Of course, what would the newest King’s Bounty game be without the same three classes to choose from in the beginning! Veterans of the series, I hear your groans. This game is the fourth in the series. Fourth! So, why are we still choosing between the same tired classes? Why can’t the developers come up with something a little more unique? For those unsure of what I’m talking about, one class specializes in magic, another in rage, and one just can’t seem to decide (he’s the green one). The skill trees are slightly different from previous games, and I’d be lying if I said I didn’t enjoy playing the rage class for the third time in a row, but variety would be a welcome change.
Game-breaking bugs aside, this is the problem with WotN: it’s the same game, just with a bearded fellow instead of a barely clothed princess. Again, more of the same isn’t necessarily a bad thing, but it does not instill confidence in future installments. I could tolerate the third game piggy-backing on Armored Princess and offering a couple horrible tagalongs, but at this point, I have little hope for the series. Whoever’s making these design decisions is just too afraid to take risks and drive the series in a new direction with some novelty, and with stagnation comes the overrated title of “cult classic.” 1C can crank out eight more iterations of the same game and probably make some decent pocket change as they take loyalists’ cash, but newcomers will learn to avoid these titles if the same old thing just isn’t good enough. Warriors of the North excites, stimulates the brain, and offers immersion – but know that little has changed.
Speaking of sterility, the presentation shamelessly copies WotN’s ancestors. In fact, I wonder what took 1C so long to come out with WotN. Between game design, music, graphics, artwork, and the relatively small and simple script, WotN might as well be a mod developed by the users. Some new sprites appear and I think some of the music’s new, but the first boss – caution, spoilers – is the freaking huge spider boss. Again. Is this a joke or brazen laziness?
The world remains vibrant and engaging to the eye. Quirky, almost cartoonish houses are both endearing and indicative of those often dwelling inside. In terms of music, familiar tracks greet ears throughout the experience. Battle tracks seem randomized, which helps keep battles fresh. Traversing the world seems relatively bug-free, which has been a problem with previous games. Maybe that’s what’s taken them a couple of years to hammer out.

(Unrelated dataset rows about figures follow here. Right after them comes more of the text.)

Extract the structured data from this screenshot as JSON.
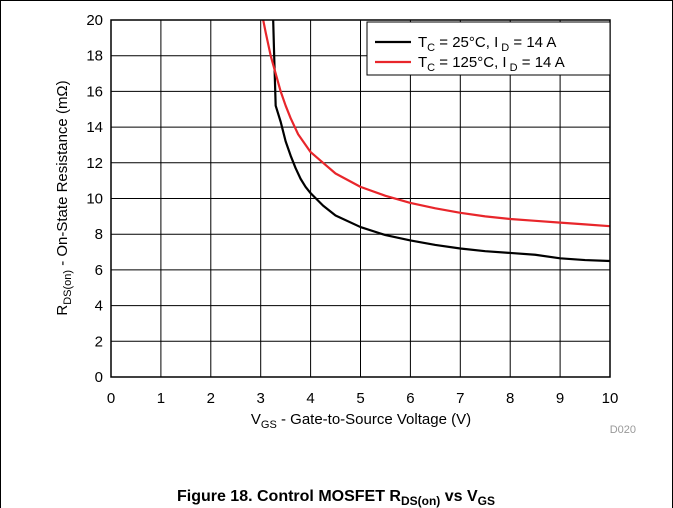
{
  "chart_data": {
    "type": "line",
    "x_ticks": [
      "0",
      "1",
      "2",
      "3",
      "4",
      "5",
      "6",
      "7",
      "8",
      "9",
      "10"
    ],
    "y_ticks": [
      "0",
      "2",
      "4",
      "6",
      "8",
      "10",
      "12",
      "14",
      "16",
      "18",
      "20"
    ],
    "xlim": [
      0,
      10
    ],
    "ylim": [
      0,
      20
    ],
    "grid": true,
    "legend_position": "top-right",
    "xlabel": {
      "main": "V",
      "sub": "GS",
      "rest": " - Gate-to-Source Voltage (V)"
    },
    "ylabel": {
      "main": "R",
      "sub": "DS(on)",
      "rest": " - On-State Resistance (mΩ)"
    },
    "figure_code": "D020",
    "caption": {
      "text": "Figure 18. Control MOSFET R",
      "sub1": "DS(on)",
      "mid": " vs V",
      "sub2": "GS"
    },
    "series": [
      {
        "name": {
          "a": "T",
          "a_sub": "C",
          "b": " = 25°C, I",
          "b_sub": " D",
          "c": " = 14 A"
        },
        "color": "#000000",
        "points": [
          [
            3.25,
            20
          ],
          [
            3.27,
            18
          ],
          [
            3.3,
            15.2
          ],
          [
            3.4,
            14.3
          ],
          [
            3.5,
            13.2
          ],
          [
            3.6,
            12.4
          ],
          [
            3.7,
            11.7
          ],
          [
            3.8,
            11.1
          ],
          [
            3.9,
            10.65
          ],
          [
            4.0,
            10.3
          ],
          [
            4.25,
            9.6
          ],
          [
            4.5,
            9.05
          ],
          [
            5.0,
            8.4
          ],
          [
            5.5,
            7.95
          ],
          [
            6.0,
            7.65
          ],
          [
            6.5,
            7.4
          ],
          [
            7.0,
            7.2
          ],
          [
            7.5,
            7.05
          ],
          [
            8.0,
            6.95
          ],
          [
            8.5,
            6.85
          ],
          [
            9.0,
            6.65
          ],
          [
            9.5,
            6.55
          ],
          [
            10.0,
            6.5
          ]
        ]
      },
      {
        "name": {
          "a": "T",
          "a_sub": "C",
          "b": " = 125°C, I",
          "b_sub": " D",
          "c": " = 14 A"
        },
        "color": "#e8262b",
        "points": [
          [
            3.05,
            20
          ],
          [
            3.1,
            19.3
          ],
          [
            3.2,
            18
          ],
          [
            3.3,
            17.0
          ],
          [
            3.4,
            16.0
          ],
          [
            3.5,
            15.2
          ],
          [
            3.6,
            14.5
          ],
          [
            3.75,
            13.6
          ],
          [
            4.0,
            12.6
          ],
          [
            4.25,
            12.0
          ],
          [
            4.5,
            11.4
          ],
          [
            5.0,
            10.65
          ],
          [
            5.5,
            10.15
          ],
          [
            6.0,
            9.75
          ],
          [
            6.5,
            9.45
          ],
          [
            7.0,
            9.2
          ],
          [
            7.5,
            9.0
          ],
          [
            8.0,
            8.85
          ],
          [
            8.5,
            8.75
          ],
          [
            9.0,
            8.65
          ],
          [
            9.5,
            8.55
          ],
          [
            10.0,
            8.45
          ]
        ]
      }
    ]
  }
}
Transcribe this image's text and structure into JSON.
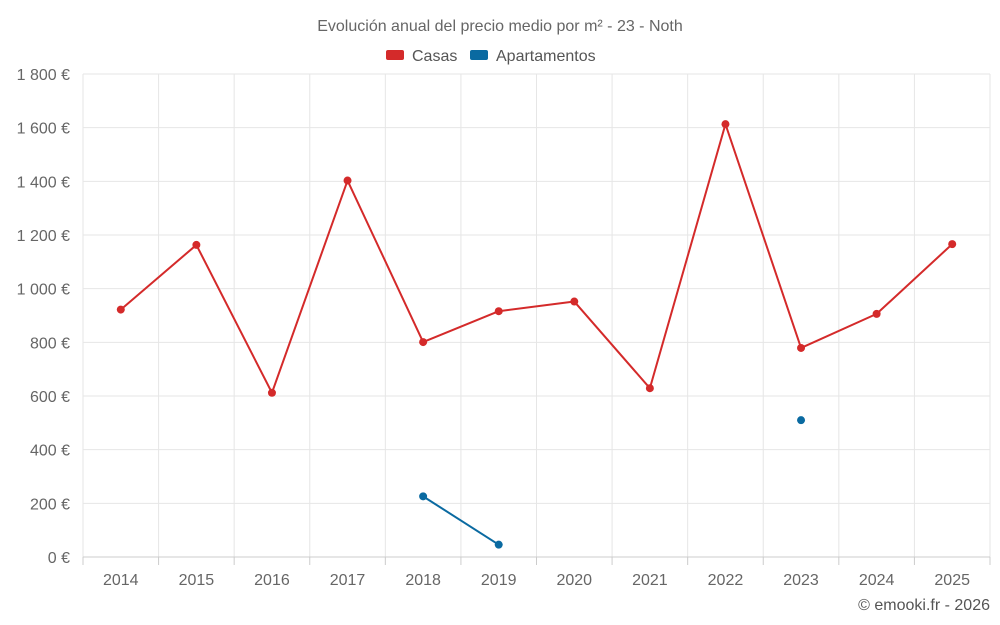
{
  "chart_data": {
    "type": "line",
    "title": "Evolución anual del precio medio por m² - 23 - Noth",
    "categories": [
      "2014",
      "2015",
      "2016",
      "2017",
      "2018",
      "2019",
      "2020",
      "2021",
      "2022",
      "2023",
      "2024",
      "2025"
    ],
    "ylim": [
      0,
      1800
    ],
    "yticks": [
      0,
      200,
      400,
      600,
      800,
      1000,
      1200,
      1400,
      1600,
      1800
    ],
    "ytick_labels": [
      "0 €",
      "200 €",
      "400 €",
      "600 €",
      "800 €",
      "1 000 €",
      "1 200 €",
      "1 400 €",
      "1 600 €",
      "1 800 €"
    ],
    "grid": true,
    "legend_position": "top-center",
    "series": [
      {
        "name": "Casas",
        "color": "#d42a2a",
        "values": [
          922,
          1163,
          612,
          1403,
          801,
          916,
          952,
          629,
          1613,
          779,
          906,
          1166
        ]
      },
      {
        "name": "Apartamentos",
        "color": "#0a6aa1",
        "values": [
          null,
          null,
          null,
          null,
          226,
          46,
          null,
          null,
          null,
          510,
          null,
          null
        ]
      }
    ]
  },
  "credit": "© emooki.fr - 2026"
}
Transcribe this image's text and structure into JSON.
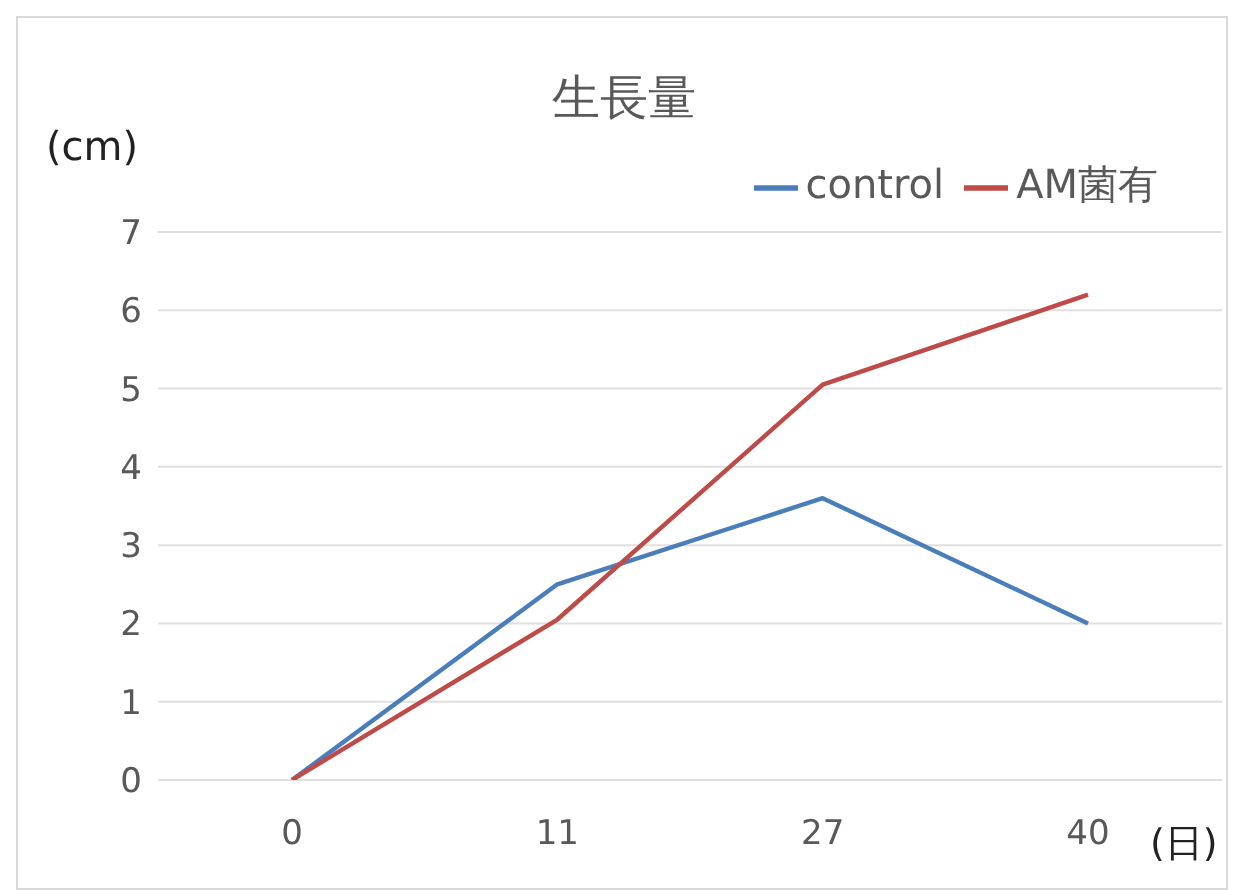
{
  "chart_data": {
    "type": "line",
    "title": "生長量",
    "xlabel": "(日)",
    "ylabel": "(cm)",
    "categories": [
      "0",
      "11",
      "27",
      "40"
    ],
    "series": [
      {
        "name": "control",
        "color": "#4a7ebb",
        "values": [
          0,
          2.5,
          3.6,
          2.0
        ]
      },
      {
        "name": "AM菌有",
        "color": "#be4b48",
        "values": [
          0,
          2.05,
          5.05,
          6.2
        ]
      }
    ],
    "ylim": [
      0,
      7
    ],
    "yticks": [
      0,
      1,
      2,
      3,
      4,
      5,
      6,
      7
    ],
    "grid": "y",
    "legend": "top right",
    "marker": "none",
    "line_style": "solid"
  }
}
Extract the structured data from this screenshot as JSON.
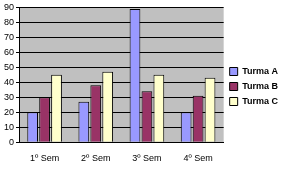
{
  "chart_data": {
    "type": "bar",
    "categories": [
      "1º Sem",
      "2º Sem",
      "3º Sem",
      "4º Sem"
    ],
    "series": [
      {
        "name": "Turma A",
        "color": "#9999ff",
        "values": [
          20,
          27,
          89,
          20
        ]
      },
      {
        "name": "Turma B",
        "color": "#993366",
        "values": [
          30,
          38,
          34,
          31
        ]
      },
      {
        "name": "Turma C",
        "color": "#ffffcc",
        "values": [
          45,
          47,
          45,
          43
        ]
      }
    ],
    "ylim": [
      0,
      90
    ],
    "yticks": [
      0,
      10,
      20,
      30,
      40,
      50,
      60,
      70,
      80,
      90
    ],
    "grid": true,
    "legend": "right"
  }
}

Repetition and game-breaking bugs cannot be excused. While I understand that some bugs just slip by and patches will likely rectify issues like the one I experienced, this is what separates top-notch games from the rest. On top of that, why am I still starting the game with spiders, snakes, and thieves? What has changed besides the skin on the models or even the palette? Why is the first boss a spider? I conclude with questions only because I do not understand the lackluster design decisions. Then again, “decisions” implies that thought went into the game.